El próximo 20 de diciembre, los ciudadanos estamos llamados a las urnas para decidir quién será nuestro próximo «padre patrio» que nos conduzca por el desierto hasta alcanzar el oasis soñado. Un oasis que todos los políticos nos prometen y que se encargan de hacernos ver que, además, existe. Sin embargo, a estas alturas del año y después de pasar por múltiples campañas electorales, creemos que el ciudadano ha perdido toda referencia de partido político a quien votar. Cada persona tiene una predilección por determinado color político y una fe en algún político en concreto a la hora de depositar su voto, pero esta idea cada vez se derrumba más estrepitosamente con los pactos poselectorales a los que los políticos y sus respectivos partidos se ven abocados para alcanzar sus propósitos: conseguir el poder y, en el mejor de los casos, el premio gordo: la Moncloa, y así de esta forma van acabando con esas ideas políticas de los ciudadanos cuando acudimos a las urnas para depositar nuestro voto. Un voto que, como digo gracias a esos apaños entre candidatos al premio electoral, va a parar al político al que nunca hubiéramos votado.
La fecha del 20-D nos trae a la memoria otro 20 de diciembre, pero del año 1973 cuando ETA asesinó al almirante Carrero Blanco, entonces presidente del Gobierno. Aquella jornada comenzaba plagada de incertidumbres. Cuando en la mañana de aquel 20 de diciembre se produjo la explosión que acabó con la vida de Carrero Blanco, se creó tal desconcierto en todos los medios y en la sociedad en general que nadie sabía qué había ocurrido en realidad, y ese desconcierto fue tornándose incertidumbre a medida que las horas iban pasando y se desconocía lo que podría ocurrir a partir de ese momento. Las calles de Madrid, sus principales arterias, como la Gran Vía, de la que dicen que nunca duerme pero que aquella noche de diciembre sí paró su frenético transitar, y los ciudadanos en general quedamos paralizados por un miedo a perder lo que los de aquellas generaciones estábamos atisbando en el horizonte de una España nueva, de una España que podía cambiar y de verdad: una democracia después de cuarenta años de dictadura, pues Franco por aquella época ya estaba en horas muy bajas y casi resignado a que su tiempo había pasado.
Y de aquella noche de diciembre, preñada de incertidumbres y zozobras, pasamos a la alegría desatada en junio de 1977 por el alumbramiento de las primeras elecciones democráticas en España tras cuarenta años de dictadura franquista.

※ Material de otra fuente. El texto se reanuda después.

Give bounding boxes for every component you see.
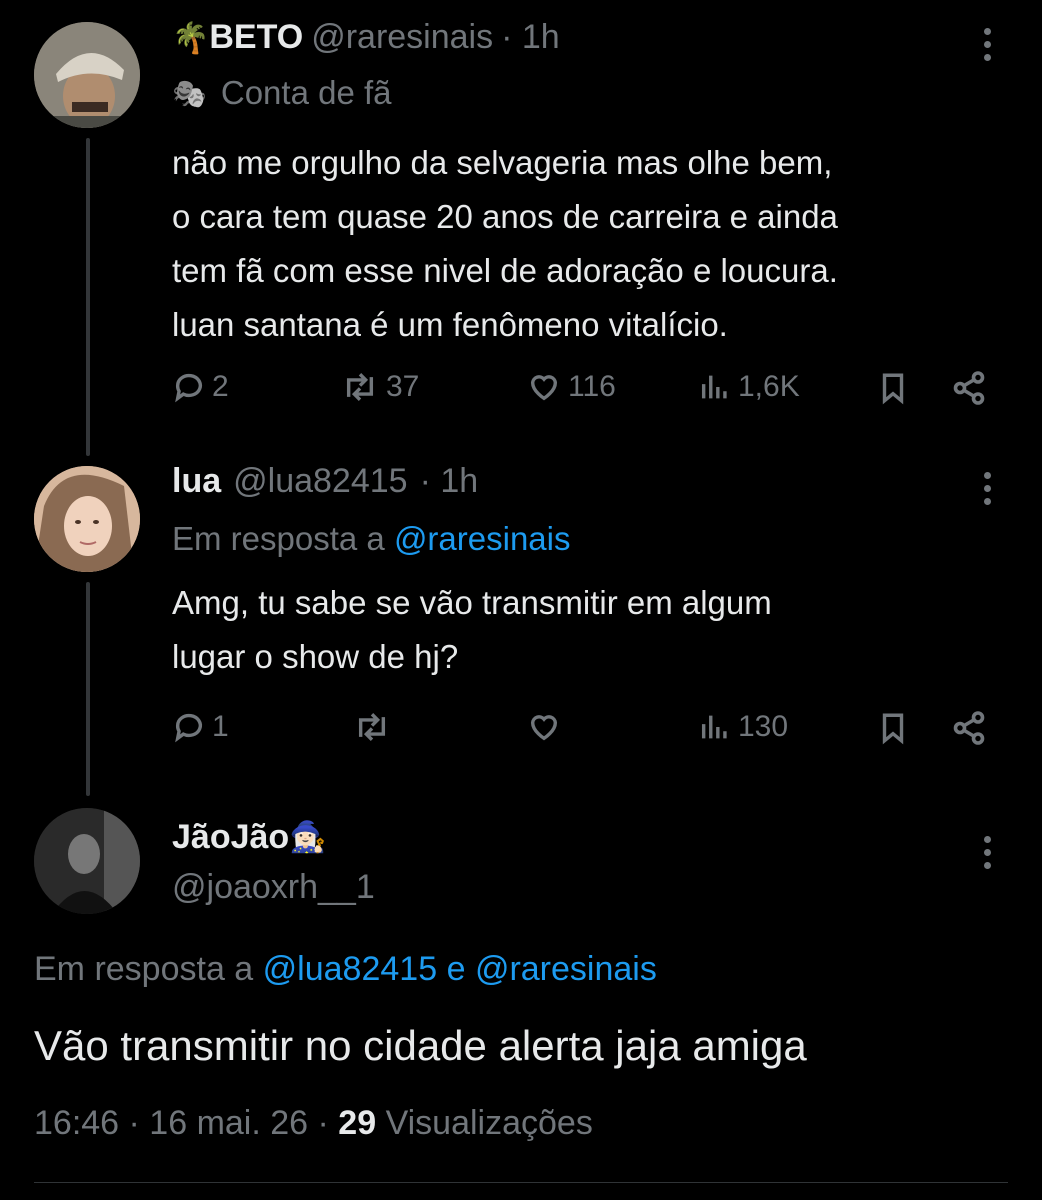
reply-icon bbox=[175, 713, 203, 743]
views-button[interactable]: 130 bbox=[698, 710, 788, 744]
reply-mention[interactable]: @raresinais bbox=[394, 520, 571, 557]
views-count: 130 bbox=[738, 710, 789, 743]
name-emoji: 🌴 bbox=[172, 22, 210, 55]
tweet-meta: 16:46 · 16 mai. 26 · 29 Visualizações bbox=[34, 1104, 593, 1143]
like-button[interactable]: 116 bbox=[526, 370, 616, 404]
name-emoji: 🧙🏻‍♀️ bbox=[289, 821, 327, 854]
retweet-button[interactable] bbox=[352, 710, 398, 744]
share-button[interactable] bbox=[950, 370, 988, 406]
share-icon bbox=[953, 371, 985, 405]
reply-button[interactable]: 2 bbox=[172, 370, 229, 404]
more-icon[interactable] bbox=[984, 28, 992, 67]
like-button[interactable] bbox=[526, 710, 568, 744]
bookmark-button[interactable] bbox=[876, 370, 910, 406]
views-count[interactable]: 29 bbox=[338, 1104, 376, 1142]
bookmark-icon bbox=[882, 373, 904, 405]
tweet-body: não me orgulho da selvageria mas olhe be… bbox=[172, 144, 838, 343]
bookmark-icon bbox=[882, 713, 904, 745]
reply-count: 1 bbox=[212, 710, 229, 743]
reply-context: Em resposta a @lua82415 e @raresinais bbox=[34, 950, 657, 988]
retweet-count: 37 bbox=[386, 370, 420, 403]
retweet-icon bbox=[346, 373, 374, 401]
timestamp[interactable]: · 1h bbox=[420, 462, 479, 501]
divider bbox=[34, 1182, 1008, 1183]
like-icon bbox=[530, 375, 558, 401]
handle[interactable]: @joaoxrh__1 bbox=[172, 868, 375, 907]
reply-button[interactable]: 1 bbox=[172, 710, 229, 744]
display-name[interactable]: lua bbox=[172, 462, 221, 501]
reply-mention-raresinais[interactable]: @raresinais bbox=[475, 950, 657, 988]
like-count: 116 bbox=[568, 370, 616, 403]
tweet-body: Amg, tu sabe se vão transmitir em algum … bbox=[172, 584, 772, 675]
reply-icon bbox=[175, 373, 203, 403]
display-name[interactable]: BETO bbox=[209, 18, 303, 57]
views-button[interactable]: 1,6K bbox=[698, 370, 800, 404]
like-icon bbox=[530, 715, 558, 741]
retweet-button[interactable]: 37 bbox=[340, 370, 419, 404]
timestamp[interactable]: 16:46 · 16 mai. 26 · bbox=[34, 1104, 329, 1142]
display-name[interactable]: JãoJão bbox=[172, 818, 289, 857]
views-icon bbox=[701, 715, 727, 739]
handle[interactable]: @lua82415 bbox=[233, 462, 407, 501]
reply-context: Em resposta a @raresinais bbox=[172, 520, 571, 557]
avatar-lua[interactable] bbox=[34, 466, 140, 572]
views-count: 1,6K bbox=[738, 370, 800, 403]
share-icon bbox=[953, 711, 985, 745]
thread-line bbox=[86, 138, 90, 456]
views-label: Visualizações bbox=[385, 1104, 593, 1142]
reply-mention-lua[interactable]: @lua82415 bbox=[263, 950, 437, 988]
share-button[interactable] bbox=[950, 710, 988, 746]
account-label: Conta de fã bbox=[220, 74, 392, 111]
avatar-beto[interactable] bbox=[34, 22, 140, 128]
retweet-icon bbox=[358, 713, 386, 741]
handle[interactable]: @raresinais bbox=[311, 18, 493, 57]
reply-count: 2 bbox=[212, 370, 229, 403]
bookmark-button[interactable] bbox=[876, 710, 910, 746]
more-icon[interactable] bbox=[984, 472, 992, 511]
views-icon bbox=[701, 375, 727, 399]
label-icon: 🎭 bbox=[172, 77, 207, 109]
main-tweet-body: Vão transmitir no cidade alerta jaja ami… bbox=[34, 1022, 807, 1069]
thread-line bbox=[86, 582, 90, 796]
avatar-joaojao[interactable] bbox=[34, 808, 140, 914]
more-icon[interactable] bbox=[984, 836, 992, 875]
timestamp[interactable]: · 1h bbox=[501, 18, 560, 57]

La gente salió a las calles para manifestar su alegría y su fervor y los políticos no nos ofrecían tantas cosas como ahora, solo prometían y deseaban libertad y un cambio en la vida de los ciudadanos, pero un cambio en libertad y sin iras como decía la canción del grupo Jarcha. Esa alegría y ese fervor de libertad y cambio volvió a vivirse en octubre de 1982 con un joven Felipe González que ganó las elecciones generales.
Entre aquellas dos elecciones de 1977 y 1982, ganadas por Adolfo Suárez y Felipe González, respectivamente, y esta ristra de elecciones que hemos padecido este 2015 vemos una gran diferencia: aquellos políticos, aquellos líderes, ilusionaban a los ciudadanos y transmitían seguridad y eran fieles devotos a sus ideas. Los señores que hoy se dedican a la política han elegido ésta como un trabajo muy bien remunerado en el que a unos se les ha ido la mano al cajón de los cuartos y otros han tenido que acudir para sujetar dicho cajón y evitar que quedaran con la mano atrapada de por vida, cosa que no siempre han podido al quedar también ellos cogidos en ese intento salvador.
Señores líderes, céntrense en hacer política con arreglo a sus ideales de partido y no se presten ni cedan a cambios de pensamientos por alcanzar la meta situada en la Moncloa porque lo que están consiguiendo es sembrar la duda y la desconfianza entre los ciudadanos.